Moiré quantum matter has emerged as a materials platform in which correlated and topological phases can be explored with unprecedented control. Among them, magic-angle systems constructed from two or three layers of graphene have shown robust superconducting phases with unconventional characteristics^1,2,3,4,5. However, direct evidence of unconventional pairing remains to be experimentally demonstrated. Here we show that magic-angle twisted trilayer graphene exhibits superconductivity up to in-plane magnetic fields in excess of 10 T, which represents a large (2–3 times) violation of the Pauli limit for conventional spin-singlet superconductors^6,7. This is an unexpected observation for a system that is not predicted to have strong spin–orbit coupling. The Pauli-limit violation is observed over the entire superconducting phase, which indicates that it is not related to a possible pseudogap phase with large superconducting amplitude pairing. Notably, we observe re-entrant superconductivity at large magnetic fields, which is present over a narrower range of carrier densities and displacement fields. These findings suggest that the superconductivity in magic-angle twisted trilayer graphene is likely to be driven by a mechanism that results in non-spin-singlet Cooper pairs, and that the external magnetic field can cause transitions between phases with potentially different order parameters. Our results demonstrate the richness of moiré superconductivity and could lead to the design of next-generation exotic quantum matter.

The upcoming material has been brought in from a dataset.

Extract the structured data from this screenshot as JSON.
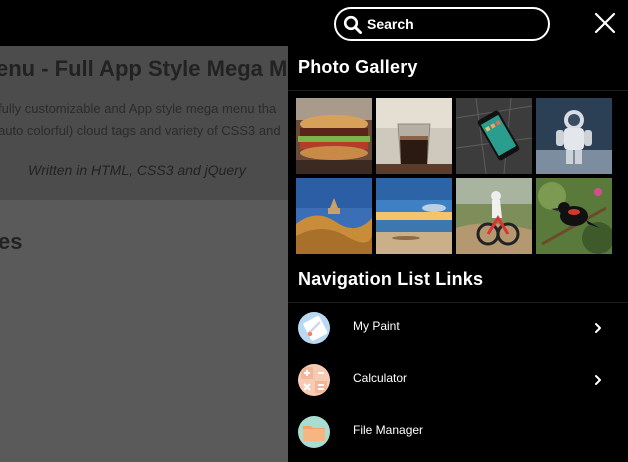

莫尔量子物质已经成为一种材料平台，可以在其中以前所未有的控制探索相关和拓扑相。其中，由两层或三层石墨烯构成的魔角系统已显示出具有非常规特性的稳健超导相^1,2,3,4,5。然而，非常规配对的直接证据仍有待实验证明。在这里，我们展示了魔角扭曲三层石墨烯在超过 10 T 的面内磁场中表现出超导性，这代表了对传统自旋单重态超导体的泡利极限的大（2-3 倍）违反^6,7. 对于一个预计不会有强自旋轨道耦合的系统来说，这是一个意想不到的观察结果。在整个超导相上都观察到泡利极限违反，这表明它与具有大超导幅度配对的可能的赝带隙相无关。值得注意的是，我们在大磁场中观察到重入超导性，其存在于更窄的载流子密度和位移场范围内。这些发现表明，魔角扭曲三层石墨烯的超导性可能是由一种导致非自旋单线态库珀对的机制驱动的，并且外部磁场可能导致具有潜在不同顺序参数的相之间的转变。